DE GEEST. “In tijden van crisis moet je ook werken aan je toekomst. We kunnen niet voorbij aan het feit dat een technische of wetenschappelijke opleiding voor jongeren niet bepaald het aantrekkelijkst is. Zij stellen zich de vraag of het wel zin heeft. Die zingeving willen wij tonen. Bovendien willen we initiatieven ondersteunen voor stages voor leraren en leerlingen in onze bedrijven. We plukken daarvan de komende jaren nog geen vruchten. We moeten gewoon zoveel mogelijk zaadjes planten om de interesse te kweken. De uitstroom uit de sector bedraagt de komende vijf jaar 10.000 mensen, maar na 2017 zitten we misschien met 26.000 mensen minder. Zelfs als je er rekening mee houdt dat technologische vooruitgang de productiviteit ook verhoogt, is er hoe dan ook nood aan bekwame arbeidskrachten. Alle sociale partners vinden nu trouwens dat vorming een essentieel element is van het sociale overleg. Ik zie dan ook een positieve tendens in de bewustwording dat investeren in mensen belangrijk is.”
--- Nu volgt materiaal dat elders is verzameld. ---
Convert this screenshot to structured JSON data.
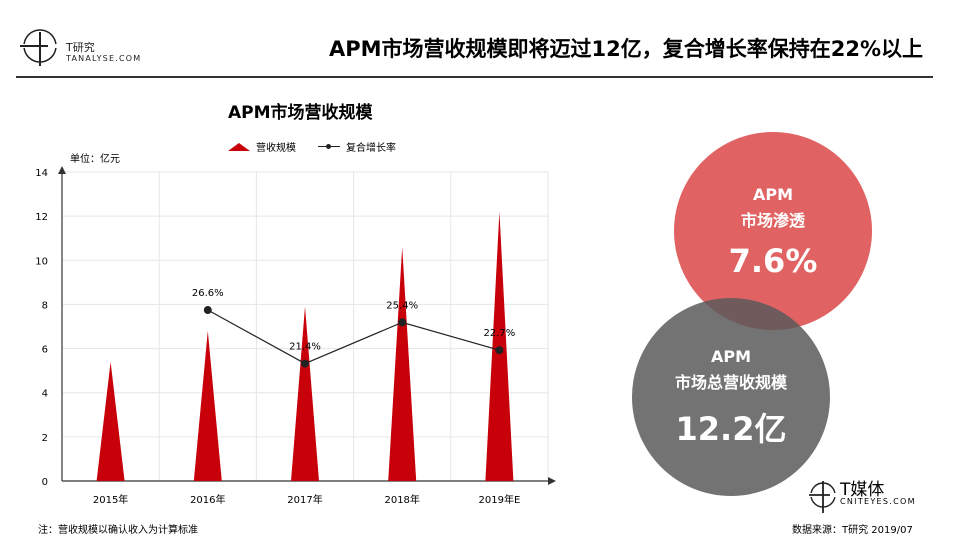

Die inspanningen doet u op een moment dat diezelfde jeugd het signaal krijgt dat in jullie sector banen worden geschrapt en economische werkloosheid volop wordt ingevoerd.

DE GEEST. “De crisis kan de geloofwaardigheid van onze ondernemingen verhogen, want men ziet hoe zij met hun mensen omgaan. Het laatste waar wij onze toevlucht toe nemen, zijn massale ontslagen, omdat we overtuigd zijn dat onze echte assets de mensen zijn. Die willen we meenemen over de crisis heen. Op het hoogtepunt van de crisis bedraagt de economische werkloosheid, die wordt gebruikt om de cashpositie te beschermen, niet meer dan 20 procent. BASF heeft een intern uitzendkantoor, een goed voorbeeld van hoe de werkloosheid kan worden opgevangen. Vele andere ondernemingen hanteren analoge formules. Bovendien bieden we dankzij de recente sectorale akkoorden zeer hoge inkomensgaranties. Deze sector toont dus zin voor verantwoordelijkheid.”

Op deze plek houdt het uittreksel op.